Nach Truss' Ernennung standen dabei zunächst zwei Themen im Vordergrund: Das neue Kabinett sowie ihre Pläne zur Bewältigung der Energiekrise. Am Abend wurde bekannt, dass ihr enger Verbündeter Kwasi Kwarteng Finanz- und James Cleverley Außenminister wird. Zudem übernimmt Suella Braverman das Innenresort. Zusammen mit Truss selbst ist damit zum ersten Mal in der Geschichte des Königreiches keiner der vier wichtigsten Regierungsposten mit einem weißen Mann besetzt.
Größere Vielfalt
Die Tories haben in den vergangenen Jahren gezielt versucht, eine größere Vielfalt in ihren Reihen zu fördern. Die Parteibasis besteht dabei zu einem Viertel aus Frauen, sechs Prozent gehören Minderheiten an. Weiter hieß es zum Kabinett, Ben Wallace werde Verteidigungsminister bleiben.
Truss hatte im Vorfeld wiederholt Steuerkürzungen versprochen und angekündigt, als eine ihrer ersten Maßnahmen einen Plan zur Bewältigung der Energiekrise vorzulegen. Dieser wurde für Donnerstag erwartet. Medienberichten zufolge will sie Unternehmen mit einem Hilfspaket im Umfang von 40 Milliarden Pfund unter die Arme greifen. Im Gespräch ist auch eine Deckelung der Energiekosten, um einen Anstieg der Rechnungen zu stoppen. Die Umsetzung eines solchen Vorhabens könnte nach Angaben eines Insiders bis zu 100 Milliarden Pfund kosten.
Wie Großbritannien das finanziell stemmen soll, war nicht klar. Unter Fachleuten machte sich Skepsis breit, ob etwa die Inflation nicht noch befeuert werden könnte. Einige Investoren zogen sich zuletzt aus Anlagen in Pfund zurück. Allein im August verlor die britische Währung vier Prozent zum Dollar. Für 20-jährige britische Staatsanleihen war es nach Daten von Refinitiv und der Bank of England der schlimmste Monat seit etwa 1978.

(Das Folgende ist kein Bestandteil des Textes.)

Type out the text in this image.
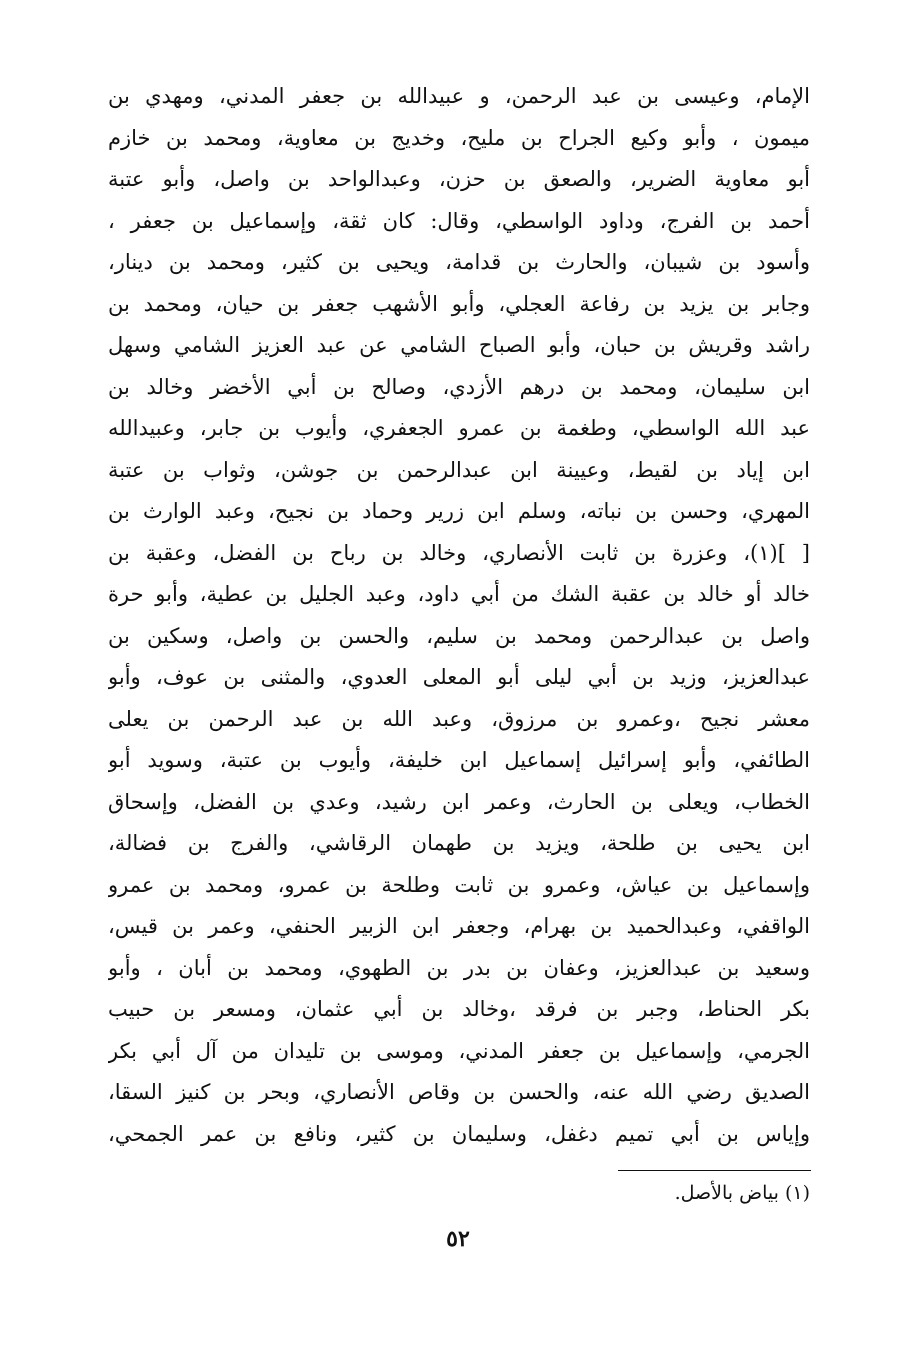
الإمام، وعيسى بن عبد الرحمن، و عبيدالله بن جعفر المدني، ومهدي بن
ميمون ، وأبو وكيع الجراح بن مليح، وخديج بن معاوية، ومحمد بن خازم
أبو معاوية الضرير، والصعق بن حزن، وعبدالواحد بن واصل، وأبو عتبة
أحمد بن الفرج، وداود الواسطي، وقال: كان ثقة، وإسماعيل بن جعفر ،
وأسود بن شيبان، والحارث بن قدامة، ويحيى بن كثير، ومحمد بن دينار،
وجابر بن يزيد بن رفاعة العجلي، وأبو الأشهب جعفر بن حيان، ومحمد بن
راشد وقريش بن حبان، وأبو الصباح الشامي عن عبد العزيز الشامي وسهل
ابن سليمان، ومحمد بن درهم الأزدي، وصالح بن أبي الأخضر وخالد بن
عبد الله الواسطي، وطغمة بن عمرو الجعفري، وأيوب بن جابر، وعبيدالله
ابن إياد بن لقيط، وعيينة ابن عبدالرحمن بن جوشن، وثواب بن عتبة
المهري، وحسن بن نباته، وسلم ابن زرير وحماد بن نجيح، وعبد الوارث بن
[ ](١)، وعزرة بن ثابت الأنصاري، وخالد بن رباح بن الفضل، وعقبة بن
خالد أو خالد بن عقبة الشك من أبي داود، وعبد الجليل بن عطية، وأبو حرة
واصل بن عبدالرحمن ومحمد بن سليم، والحسن بن واصل، وسكين بن
عبدالعزيز، وزيد بن أبي ليلى أبو المعلى العدوي، والمثنى بن عوف، وأبو
معشر نجيح ،وعمرو بن مرزوق، وعبد الله بن عبد الرحمن بن يعلى
الطائفي، وأبو إسرائيل إسماعيل ابن خليفة، وأيوب بن عتبة، وسويد أبو
الخطاب، ويعلى بن الحارث، وعمر ابن رشيد، وعدي بن الفضل، وإسحاق
ابن يحيى بن طلحة، ويزيد بن طهمان الرقاشي، والفرج بن فضالة،
وإسماعيل بن عياش، وعمرو بن ثابت وطلحة بن عمرو، ومحمد بن عمرو
الواقفي، وعبدالحميد بن بهرام، وجعفر ابن الزبير الحنفي، وعمر بن قيس،
وسعيد بن عبدالعزيز، وعفان بن بدر بن الطهوي، ومحمد بن أبان ، وأبو
بكر الحناط، وجبر بن فرقد ،وخالد بن أبي عثمان، ومسعر بن حبيب
الجرمي، وإسماعيل بن جعفر المدني، وموسى بن تليدان من آل أبي بكر
الصديق رضي الله عنه، والحسن بن وقاص الأنصاري، وبحر بن كنيز السقا،
وإياس بن أبي تميم دغفل، وسليمان بن كثير، ونافع بن عمر الجمحي،
(١) بياض بالأصل.
٥٢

Die Konservative Partei hatte Truss nach dem Rückzug von Boris Johnson zur Vorsitzenden gewählt. Das sichert der 47-Jährigen wie in Großbritannien üblich auch den Posten als Regierungschefin, da die Tories derzeit im Unterhaus eine Mehrheit haben. Der formelle Wechsel an der Regierungsspitze wurde am Dienstagvormittag mit einer Abschiedsrede Johnsons eingeleitet. Darin rief er die Mitglieder der Tories noch einmal dazu auf, sich hinter seine Nachfolgerin zu stellen.